UK opens first-ever carbon storage licensing round

CCUS

United Kingdom – The North Sea Transition Authority (NSTA) has opened the first-ever carbon storage licensing round in the UK, with 13 areas of exciting potential.

Together with the six previous licenses, the new carbon storage areas may be able to make a significant contribution toward the goal of storing 20-30 million tonnes of carbon dioxide (CO2) by 2030.

The licensing areas are located off the coasts of Aberdeen, Teesside, Liverpool, and Lincolnshire in the Southern North Sea, Central North Sea, Northern North Sea, and East Irish Sea, and consist of a mix of saline aquifers and depleted oil and gas field storage opportunities.

This round is expected to be the first of many, as it is estimated that up to 100 CO2 storage facilities will be required to achieve the net zero by 2050 goal. Carbon capture and storage technologies must be deployed to achieve net zero emissions from power and industry sectors, according to a report released by the Intergovernmental Panel on Climate Change in April 2022.

Decarbonizing industrial hubs

Carbon capture and storage (CCS) is the process of capturing CO2 emissions from industrial processes, and it will be critical in decarbonizing the UK’s major industrial hubs like Teesside and Humberside. The CO2 is then transported by ship or pipeline from the point of production and stored offshore, deep underground in geological formations.

This round of carbon storage licensing has been launched by the NSTA in response to unprecedented levels of interest from companies looking to enter the market. The areas on offer have a mix of characteristics, including favorable geological conditions, proximity to existing infrastructure that could be repurposed, and connections to industrial clusters that are looking to carbon storage to help them meet their decarbonization goals. Because of the high level of interest already expressed, there is likely to be fierce competition, requiring prospective licensees to submit high-quality bids in order to win licenses.
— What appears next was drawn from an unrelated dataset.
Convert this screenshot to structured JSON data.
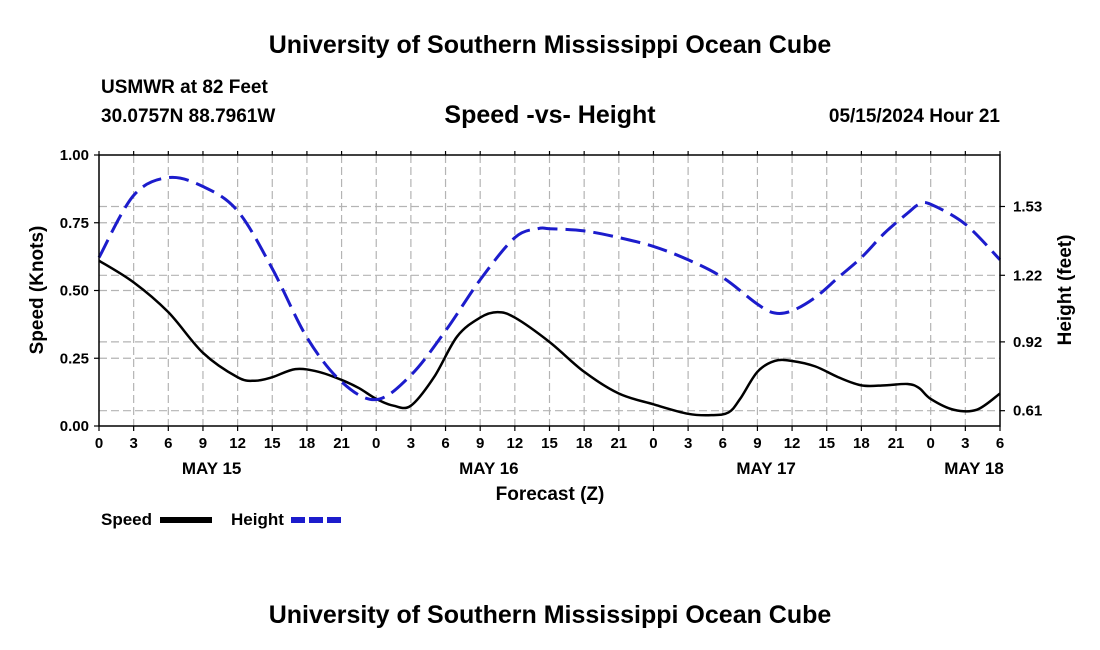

Co-location with offshore wind – whether there are any known challenges and mitigations around existing or future offshore wind developments – environmental issues, potential overlaps with existing or future petroleum licences, and other activities were all taken into account by the NSTA when deciding which areas to make available for licensing.

On the UK Continental Shelf, there are currently six carbon storage licenses that could meet up to one-fifth of storage needs if they reach their maximum potential of up to 40 million tonnes per annum (MTPA) injection rates by the mid-2030s. While the capacity estimates for the areas offered in this round are still subject to some uncertainty, they have the potential to make a significant contribution to the UK’s decarbonisation.

Close collaboration

The application window will be open for 90 days, closing on September 13th, and will be judged by the NSTA based on technical and financial criteria. Any new licenses are expected to be awarded in early 2023. Because of the size and scope of the licensed stores, they are likely to move at different speeds, but the first CO2 injection could happen as soon as four to six years after the license is granted.

The government’s Ten-Point Plan, released in November 2020, encouraged private sector investment in carbon capture, usage, and storage in four clusters, including the North East, the Humber, the North West, Scotland, and Wales. CCS is a growing industry that necessitates close collaboration among numerous organizations. The NSTA, The Crown Estate, and Crown Estate Scotland recently released a joint statement outlining how they plan to collaborate, and the NSTA has also signed a Memorandum of Understanding with Ofgem, the economic regulator for carbon dioxide transportation and storage.

In addition to receiving a license from the NSTA, successful applicants will need to obtain a lease from The Crown Estate or Crown Estate Scotland, depending on their location, in order to move forward with a project.